From Round of 32 to the Quarter-Finals
France's Round of 32 tie against Sweden was exactly what the form book predicted: a 3–0 procession, with Kylian Mbappé scoring either side of half-time (45th and 74th minutes) and Bradley Barcola adding a third early in the second half. It extended a run that has now seen France score in every match of the tournament and concede almost nothing. But the Round of 16 was a different animal entirely. Paraguay arrived having just eliminated four-time champions Germany on penalties, and for 69 minutes they did to France what they'd done to the Germans — compact, disciplined, conceding nothing in open play. It took a 70th-minute Mbappé penalty, coolly dispatched, to separate the sides. France are through, unbeaten, and still yet to lose a knockout match this summer — but for the first time, they were made to sweat for it.
Deschamps' Read, and How the Squad Responded
Didier Deschamps has never hidden his preference for control over spectacle, and the Paraguay performance was control in its purest form — patient, structured, waiting for the door to open rather than trying to force it. N'Golo Kanté's shielding of the back four meant France never looked remotely troubled defensively even while going long stretches without scoring, and that composure is precisely what Deschamps will point to afterwards: a team that didn't panic when the breakthrough wasn't coming. The dressing-room mood, by all accounts, was one of relief rather than celebration — several players have spoken about respecting Paraguay's defensive discipline rather than dismissing it. Mbappé's continued brilliance from the penalty spot keeps him on course for the all-time World Cup knockout-goals record, and Ousmane Dembélé's movement, even on a quiet night personally, is still dragging defenders into positions that open space for others. Deschamps' one lingering worry, voiced before the tournament even reached this stage, remains complacency — and against a Morocco side playing with nothing to lose, that warning has never been more relevant.

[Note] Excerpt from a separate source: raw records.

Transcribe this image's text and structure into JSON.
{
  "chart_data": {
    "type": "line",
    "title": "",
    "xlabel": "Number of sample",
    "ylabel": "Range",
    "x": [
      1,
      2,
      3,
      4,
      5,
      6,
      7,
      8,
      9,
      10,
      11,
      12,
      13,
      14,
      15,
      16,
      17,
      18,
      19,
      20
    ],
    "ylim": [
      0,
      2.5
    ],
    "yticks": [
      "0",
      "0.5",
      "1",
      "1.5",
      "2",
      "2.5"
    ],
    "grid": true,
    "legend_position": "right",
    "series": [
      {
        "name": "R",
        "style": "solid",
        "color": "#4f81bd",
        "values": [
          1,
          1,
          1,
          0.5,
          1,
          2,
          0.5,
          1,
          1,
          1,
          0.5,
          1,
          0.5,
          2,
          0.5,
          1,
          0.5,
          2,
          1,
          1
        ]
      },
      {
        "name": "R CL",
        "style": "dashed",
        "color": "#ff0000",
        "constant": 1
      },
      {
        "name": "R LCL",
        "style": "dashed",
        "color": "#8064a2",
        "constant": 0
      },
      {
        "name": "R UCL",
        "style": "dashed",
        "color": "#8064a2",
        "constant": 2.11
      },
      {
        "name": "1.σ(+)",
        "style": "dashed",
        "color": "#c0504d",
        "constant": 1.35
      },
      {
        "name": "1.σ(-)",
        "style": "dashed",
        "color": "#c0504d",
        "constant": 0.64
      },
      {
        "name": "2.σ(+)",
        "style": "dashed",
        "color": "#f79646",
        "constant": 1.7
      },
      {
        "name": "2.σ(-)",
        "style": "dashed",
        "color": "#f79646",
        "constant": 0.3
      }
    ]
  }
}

Quarter-Final Opponent: Morocco
Morocco did not arrive here quietly. They needed penalties to get past the Netherlands — Achraf Hakimi missing his own spot-kick before Ismael Saibari, the tournament's form player, stepped up to win it — and then responded with the most complete performance of the round, a 3–0 dismantling of co-hosts Canada built on Azzedine Ounahi's brace and Soufiane Rahimi's late third. That is a team peaking at exactly the right moment, built on Walid Regragui's relentless counter-press and Hakimi's overlapping threat from right-back. The vulnerability, if there is one, is emotional rather than tactical: back-to-back knockout occasions this intense, one via shootout trauma and one via statement blowout, can be a lot to sustain a third time in a row. France, by contrast, have shown they can grind out an ugly result when the occasion demands it — exactly the skill Morocco will be trying to force out of them again. Prediction: France 2–1 Morocco. Expect Morocco to make this deeply uncomfortable for long periods, but Mbappé and Dembélé's individual quality to be the difference in the end.